Where Lexer led, others followed, among them the first female plastic surgeon, Suzanne Noël, who operated on the crème de la crème of Parisian society, and wrote a book, La Chirurgie esthétique: Son rôle social. Secretly social might have been more precise: Dryden’s ‘God did not make his works for man to mend’ was the medical establishment’s watchword, and aesthetic surgery was disdained – though when Fanny Brice, the original ‘Funny Girl’ Barbra Streisand played on film, had a nose job in 1923, it became one of the most talked about and copied procedures in American history. (Not always successfully: the millionaire art collector Peggy Guggenheim’s surgeon gave up halfway through her rhinoplasty and left her with a nose ‘like an eggplant’.)
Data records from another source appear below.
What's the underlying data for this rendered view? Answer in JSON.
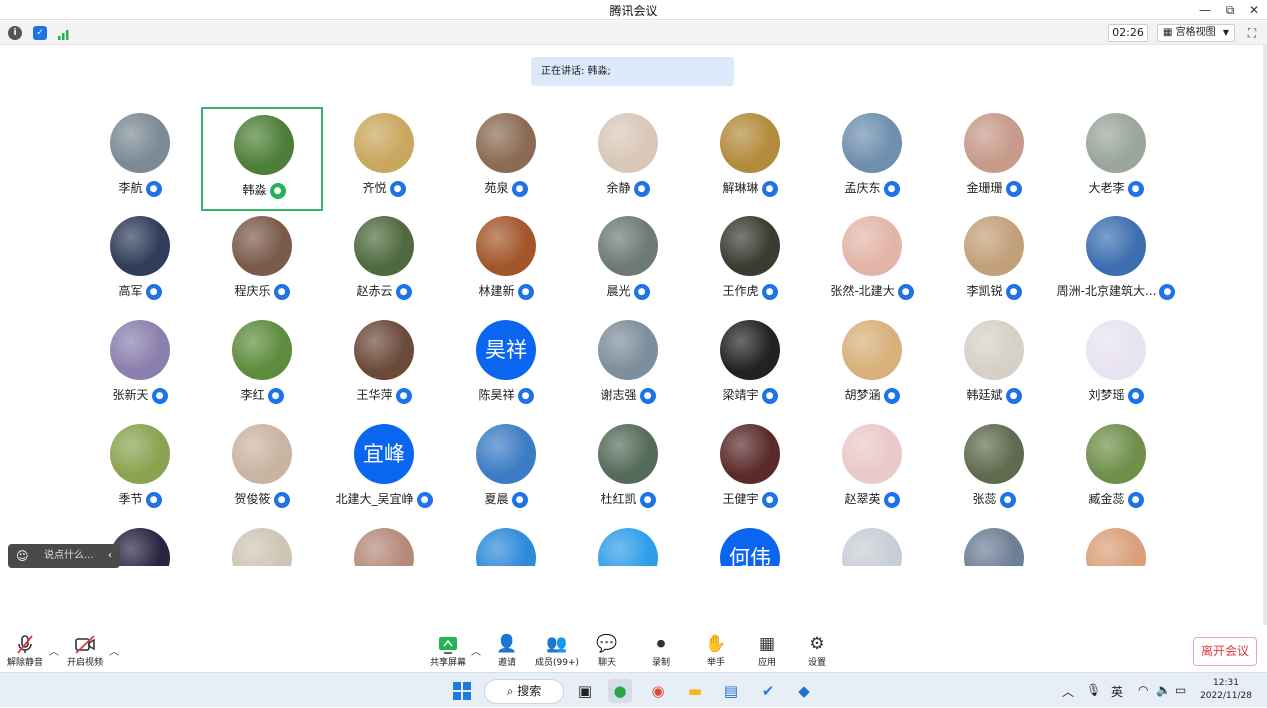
{
  "window": {
    "title": "腾讯会议",
    "minimize": "—",
    "restore": "⧉",
    "close": "✕"
  },
  "topbar": {
    "timer": "02:26",
    "view_label": "宫格视图"
  },
  "speaking": "正在讲话: 韩淼;",
  "participants": [
    {
      "name": "李航"
    },
    {
      "name": "韩淼",
      "active": true
    },
    {
      "name": "齐悦"
    },
    {
      "name": "苑泉"
    },
    {
      "name": "余静"
    },
    {
      "name": "解琳琳"
    },
    {
      "name": "孟庆东"
    },
    {
      "name": "金珊珊"
    },
    {
      "name": "大老李"
    },
    {
      "name": "高军"
    },
    {
      "name": "程庆乐"
    },
    {
      "name": "赵赤云"
    },
    {
      "name": "林建新"
    },
    {
      "name": "晨光"
    },
    {
      "name": "王作虎"
    },
    {
      "name": "张然-北建大"
    },
    {
      "name": "李凯锐"
    },
    {
      "name": "周洲-北京建筑大..."
    },
    {
      "name": "张新天"
    },
    {
      "name": "李红"
    },
    {
      "name": "王华萍"
    },
    {
      "name": "陈昊祥",
      "avatar_text": "昊祥"
    },
    {
      "name": "谢志强"
    },
    {
      "name": "梁靖宇"
    },
    {
      "name": "胡梦涵"
    },
    {
      "name": "韩廷斌"
    },
    {
      "name": "刘梦瑶"
    },
    {
      "name": "季节"
    },
    {
      "name": "贺俊筱"
    },
    {
      "name": "北建大_吴宜峥",
      "avatar_text": "宜峰"
    },
    {
      "name": "夏晨"
    },
    {
      "name": "杜红凯"
    },
    {
      "name": "王健宇"
    },
    {
      "name": "赵翠英"
    },
    {
      "name": "张蕊"
    },
    {
      "name": "臧金蕊"
    },
    {
      "name": ""
    },
    {
      "name": ""
    },
    {
      "name": ""
    },
    {
      "name": ""
    },
    {
      "name": ""
    },
    {
      "name": "",
      "avatar_text": "何伟"
    },
    {
      "name": ""
    },
    {
      "name": ""
    },
    {
      "name": ""
    }
  ],
  "chat_placeholder": "说点什么...",
  "controls": {
    "unmute": "解除静音",
    "start_video": "开启视频",
    "share": "共享屏幕",
    "invite": "邀请",
    "members": "成员(99+)",
    "chat": "聊天",
    "record": "录制",
    "raise_hand": "举手",
    "apps": "应用",
    "settings": "设置",
    "leave": "离开会议"
  },
  "taskbar": {
    "search": "搜索",
    "ime": "英",
    "time": "12:31",
    "date": "2022/11/28"
  }
}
Amazingly, what Lexer pioneered remained the cutting (sorry, again) edge of facelifting for nearly 60 years, even though it tended to result in a tight, ‘windswept’ look, with giveaway pixie ears, due to the pulling tight of skin. Indeed, by the late Sixties, John Paul Getty, the world’s first billionaire, was a walking illustration of that look. He was a typical client: in this era, it was the world’s rich and famous who opted for the knife, the Duchess of Windsor reportedly among them.
She should have waited for the early Seventies. That’s when Dr Paul Tessier described the SMAS – or superficial muscular aponeurotic system. This, says Grover, his brown eyes alive with enthusiasm, is ‘soft tissue in the face that contains something analogous to muscle but is also surrounded by fat. It’s the layer that goes south as we age, and that’s what changes the shape of the face from heart-shaped or triangular to more square-looking. And unless you tighten more than the skin, you’re not going to change the shape and you’re not going to rejuvenate in a natural and holistic way that’s long-lasting.’
Bingo! The new operation was a SMAS hit, and glamorous surgeons like Ivo Pitanguy – the dashing Brazilian with his own island off Rio and a clientele rumoured to include Salvador Dalí, Betty Ford and innumerable socialites and film stars – prospered. As did skilled practitioners in Harley Street, Beverly Hills and Manhattan’s Upper East Side. (South America loved plastic surgery too, and in Argentina the late President Menem was happy to detail the work he’d undergone.)
But more change was on the way in the early Nineties. In Dallas, Dr Sam Hamra started to popularise the ‘deep plane lift’ – which released the face at an even deeper level than the SMAS lift, and was thus, says Grover, ‘anatomically very clever’. The downside was that it was more invasive, left the patient looking a fright to start with and required one to two months downtime before they began to look normal again. Which wasn’t for everyone – and also didn’t reflect the climate brought about by the advent of Botox and fillers.
Where once there’d been nothing between face creams and a lift, there was now a halfway house. Ally that to what Manhattan’s Dr Daniel Baker was doing, beautifully, by 2001 – essentially SMAS, with the emphasis on quicker recovery, shorter scarring and a clientele who wanted to get back to socialising, working and acting in 10-14 days – and you’re pretty much where the action is these days. Lunchtime lift, anyone?
All this is aided by dramatic improvements in anaesthesia, intravenous-fluid monitoring and what’s called the tumescent technique – a cocktail of fluids injected into the face during surgery that includes adrenaline to reduce bruising, a small dose of steroids to minimise swelling and, adds Grover, ‘an enzyme called hyalase that allows us to dissect with much less trauma’.
The result is what Grover calls ‘pressing the facial pause button. That means that, between the ages of 48 and 68, you can more or less look the same, via a combination of non-surgical maintenance and two to three surgical procedures. It’s slow motion [ageing].’ And not what Carrie Fisher fears: ‘looking like a weird fish with gills’.
So there you have today’s lift: ultra-modern, ultra-convenient and just what that Polish aristocrat would have dreamt of.